Considérant que l’abattage rituel – sans étourdissement donc – entraîne de la souffrance pour les animaux, et qu’il n’est malheureusement pas possible, à partir de cette proposition de loi, de supprimer ces dérogations,  j’ai donc décidé d’amender le texte en renforçant le contrôle des postes de mise à mort dans tous les abattoirs ne pratiquant pas l’étourdissement préalable.  Et cela en rendant obligatoire la présence d’un vétérinaire sur le “poste” de mise à mort. Le vétérinaire peut ainsi vérifier que le geste est bien réalisé et que les souffrances de l’animal ont été limitées au maximum.

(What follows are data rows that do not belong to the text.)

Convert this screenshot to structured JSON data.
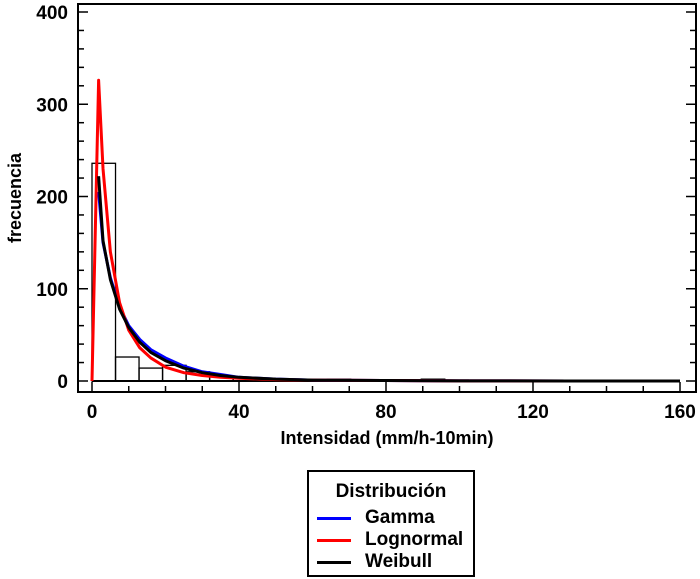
{
  "chart_data": {
    "type": "histogram+line",
    "title": "",
    "xlabel": "Intensidad (mm/h-10min)",
    "ylabel": "frecuencia",
    "xlim": [
      -4,
      164
    ],
    "ylim": [
      -10,
      410
    ],
    "xticks": [
      0,
      40,
      80,
      120,
      160
    ],
    "yticks": [
      0,
      100,
      200,
      300,
      400
    ],
    "grid": false,
    "legend_position": "below",
    "histogram": {
      "bin_edges": [
        0,
        6.4,
        12.8,
        19.2,
        25.6,
        32,
        38.4,
        44.8,
        51.2,
        57.6,
        64,
        70.4,
        76.8,
        83.2,
        89.6,
        96,
        102.4,
        108.8,
        115.2,
        121.6,
        128,
        134.4,
        140.8,
        147.2,
        153.6,
        160
      ],
      "counts": [
        236,
        26,
        14,
        17,
        10,
        5,
        3,
        2,
        1,
        1,
        2,
        1,
        0,
        1,
        2,
        1,
        0,
        0,
        0,
        0,
        0,
        0,
        0,
        0,
        0
      ]
    },
    "series": [
      {
        "name": "Gamma",
        "color": "#0000ff",
        "x": [
          1.8,
          3,
          5,
          7.5,
          10,
          13,
          16,
          20,
          25,
          30,
          35,
          40,
          50,
          60,
          80,
          100,
          130,
          160
        ],
        "y": [
          205,
          150,
          112,
          80,
          60,
          45,
          34,
          25,
          16,
          10,
          7,
          4,
          2,
          1,
          0.5,
          0.2,
          0,
          0
        ]
      },
      {
        "name": "Lognormal",
        "color": "#ff0000",
        "x": [
          0,
          1.8,
          3,
          5,
          7.5,
          10,
          13,
          16,
          20,
          25,
          30,
          35,
          40,
          50,
          60,
          80,
          100,
          130,
          160
        ],
        "y": [
          0,
          326,
          230,
          140,
          85,
          55,
          36,
          25,
          15,
          9,
          6,
          4,
          3,
          1.5,
          1,
          0.5,
          0.2,
          0,
          0
        ]
      },
      {
        "name": "Weibull",
        "color": "#000000",
        "x": [
          1.8,
          3,
          5,
          7.5,
          10,
          13,
          16,
          20,
          25,
          30,
          35,
          40,
          50,
          60,
          80,
          100,
          130,
          160
        ],
        "y": [
          222,
          152,
          110,
          78,
          58,
          42,
          31,
          22,
          14,
          9,
          6,
          4,
          2,
          1,
          0.5,
          0.2,
          0,
          0
        ]
      }
    ]
  },
  "legend": {
    "title": "Distribución",
    "items": [
      {
        "label": "Gamma",
        "color": "#0000ff"
      },
      {
        "label": "Lognormal",
        "color": "#ff0000"
      },
      {
        "label": "Weibull",
        "color": "#000000"
      }
    ]
  }
}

Vous pouvez retrouver mon intervention ci-dessous :

Lorsque les animaux arrivent à l’abattoir, les règles en vigueur stipulent qu’elles doivent être abattues le plus rapidement possible. Au-delà de 12h d’attente, les animaux doivent se voir prodiguer eau, nourriture et fourrage.

Or, il ressort du rapport de la commission d’enquête préalablement citée que cette obligation n’est absolument pas respectée dans les faits. Là aussi j’ai donc souhaité déposer un amendement qualifiant de mauvais traitement envers un animal – ce qui relève du pénal – le défaut d’abreuvement, d’alimentation, ou d’affouragement des bêtes au-delà de douze heures d’attente dans les abattoirs.

Mon intervention ci-dessous :

Je regrette que mes amendements n’aient pas recueilli assez de voix en commission mais je les défendrai à nouveau lors du passage du texte dans l’Hémicycle en janvier.